The chair of the National Immunisation Advisory Committee (Niac), Professor Karina Butler has said that the “real elephant in the room” was the high level of unvaccinated people in the country as 80 per cent of Covid patients in ICU were unvaccinated.
Now might not be the best time to give booster vaccines to the general population, she told RTÉ radio’s Morning Ireland.
It could be more beneficial to wait longer and to help instead with the equity of distributing vaccines on a global basis, she said.
Booster campaign
When asked how long Niac had been planning for a booster campaign, Prof Butler said it had been considering it as far back as last spring and summer and that Niac was monitoring how the virus behaved.
There was no specific date on which Niac would be giving advice to the Government on a booster programme, she added as work was ongoing collating evidence. When that work was “ready to go” with advice that was “robust and complete”, Niac would then advise the Department of Health which would in turn advise the Government.
Prof Butler said that Niac was also reviewing evidence on the impact of infection on those under 12, and they were keeping that under constant review.
“The first goal was to get everyone vaccinated and that is still the prime focus if we want to reduce circulation and protect those for whatever reason the vaccine hasn't fully protected them.
Immunity
“As always we are following the evidence. We know that immunity is quite long-lasting”.

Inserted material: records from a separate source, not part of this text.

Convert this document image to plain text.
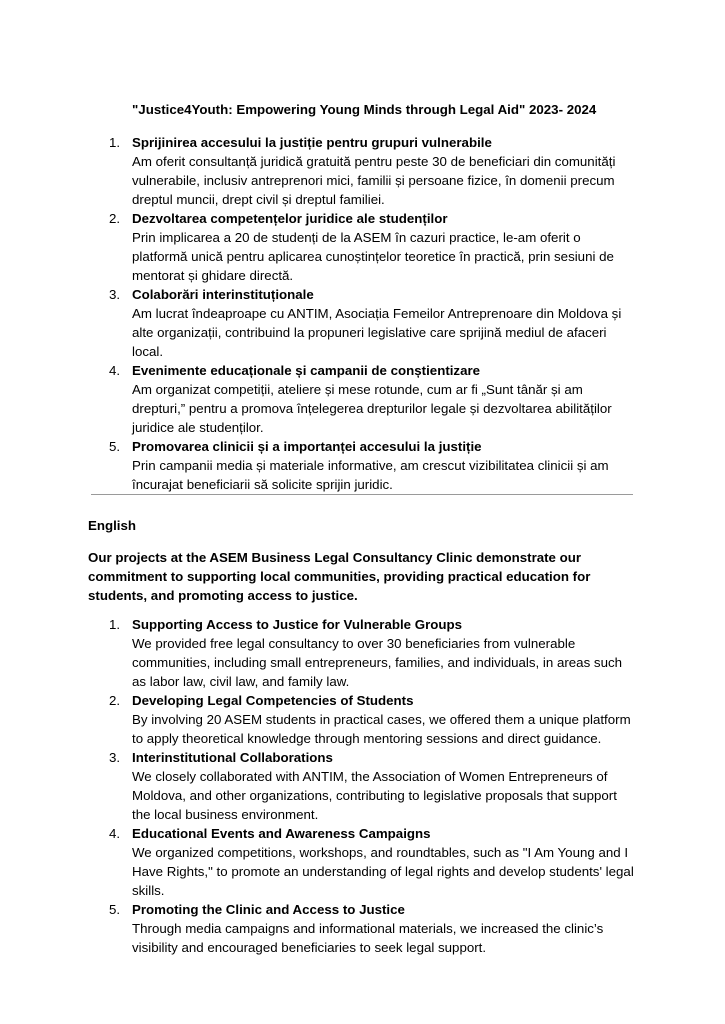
"Justice4Youth: Empowering Young Minds through Legal Aid" 2023- 2024
1. Sprijinirea accesului la justiție pentru grupuri vulnerabile
Am oferit consultanță juridică gratuită pentru peste 30 de beneficiari din comunități vulnerabile, inclusiv antreprenori mici, familii și persoane fizice, în domenii precum dreptul muncii, drept civil și dreptul familiei.
2. Dezvoltarea competențelor juridice ale studenților
Prin implicarea a 20 de studenți de la ASEM în cazuri practice, le-am oferit o platformă unică pentru aplicarea cunoștințelor teoretice în practică, prin sesiuni de mentorat și ghidare directă.
3. Colaborări interinstituționale
Am lucrat îndeaproape cu ANTIM, Asociația Femeilor Antreprenoare din Moldova și alte organizații, contribuind la propuneri legislative care sprijină mediul de afaceri local.
4. Evenimente educaționale și campanii de conștientizare
Am organizat competiții, ateliere și mese rotunde, cum ar fi „Sunt tânăr și am drepturi,” pentru a promova înțelegerea drepturilor legale și dezvoltarea abilităților juridice ale studenților.
5. Promovarea clinicii și a importanței accesului la justiție
Prin campanii media și materiale informative, am crescut vizibilitatea clinicii și am încurajat beneficiarii să solicite sprijin juridic.
English
Our projects at the ASEM Business Legal Consultancy Clinic demonstrate our commitment to supporting local communities, providing practical education for students, and promoting access to justice.
1. Supporting Access to Justice for Vulnerable Groups
We provided free legal consultancy to over 30 beneficiaries from vulnerable communities, including small entrepreneurs, families, and individuals, in areas such as labor law, civil law, and family law.
2. Developing Legal Competencies of Students
By involving 20 ASEM students in practical cases, we offered them a unique platform to apply theoretical knowledge through mentoring sessions and direct guidance.
3. Interinstitutional Collaborations
We closely collaborated with ANTIM, the Association of Women Entrepreneurs of Moldova, and other organizations, contributing to legislative proposals that support the local business environment.
4. Educational Events and Awareness Campaigns
We organized competitions, workshops, and roundtables, such as "I Am Young and I Have Rights," to promote an understanding of legal rights and develop students' legal skills.
5. Promoting the Clinic and Access to Justice
Through media campaigns and informational materials, we increased the clinic’s visibility and encouraged beneficiaries to seek legal support.
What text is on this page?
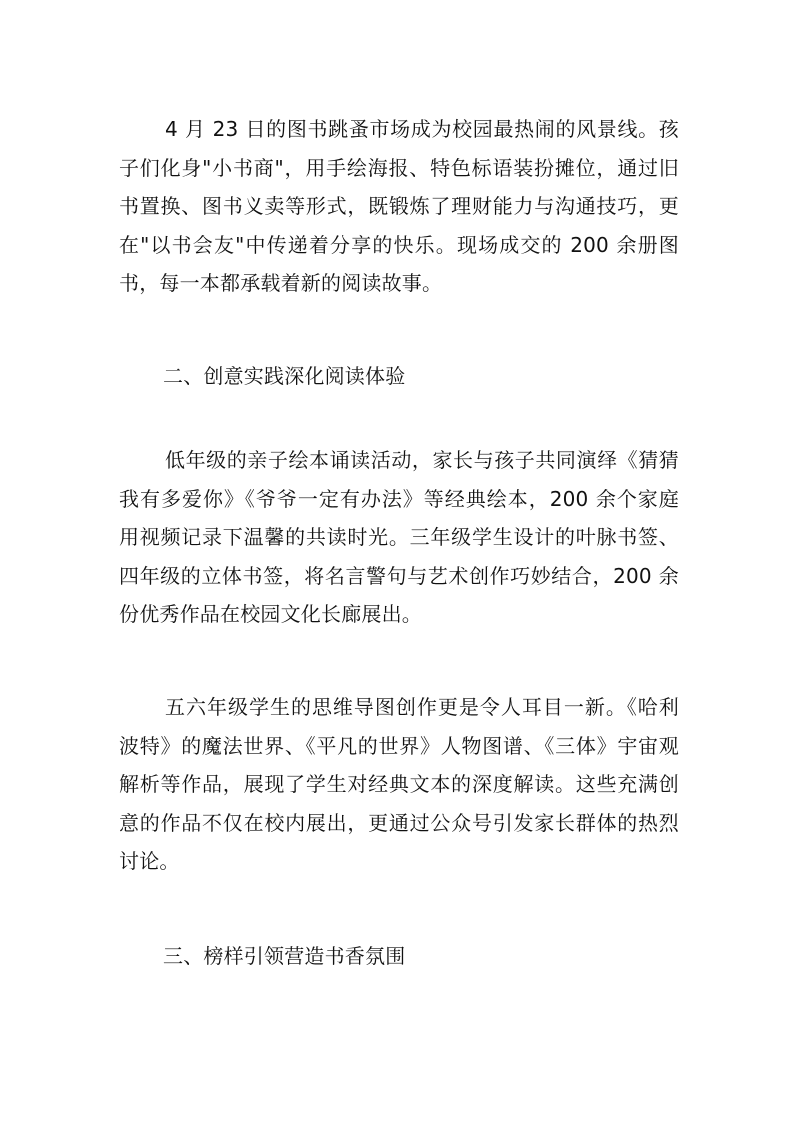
4 月 23 日的图书跳蚤市场成为校园最热闹的风景线。孩子们化身"小书商"，用手绘海报、特色标语装扮摊位，通过旧书置换、图书义卖等形式，既锻炼了理财能力与沟通技巧，更在"以书会友"中传递着分享的快乐。现场成交的 200 余册图书，每一本都承载着新的阅读故事。

二、创意实践深化阅读体验

低年级的亲子绘本诵读活动，家长与孩子共同演绎《猜猜我有多爱你》《爷爷一定有办法》等经典绘本，200 余个家庭用视频记录下温馨的共读时光。三年级学生设计的叶脉书签、四年级的立体书签，将名言警句与艺术创作巧妙结合，200 余份优秀作品在校园文化长廊展出。

五六年级学生的思维导图创作更是令人耳目一新。《哈利波特》的魔法世界、《平凡的世界》人物图谱、《三体》宇宙观解析等作品，展现了学生对经典文本的深度解读。这些充满创意的作品不仅在校内展出，更通过公众号引发家长群体的热烈讨论。

三、榜样引领营造书香氛围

Information was “coming out all the time”, but there was still no single level that said “this correlates with protection, or it doesn't”.
There were a number of readily identifiable factors contributing to the spread of the virus, she said, but that the “elephant in the room” was the large number who were not unvaccinated. It was necessary to examine why that was the case and to fill the gaps in information to give those people the trust and confidence that getting vaccinated was the way forward.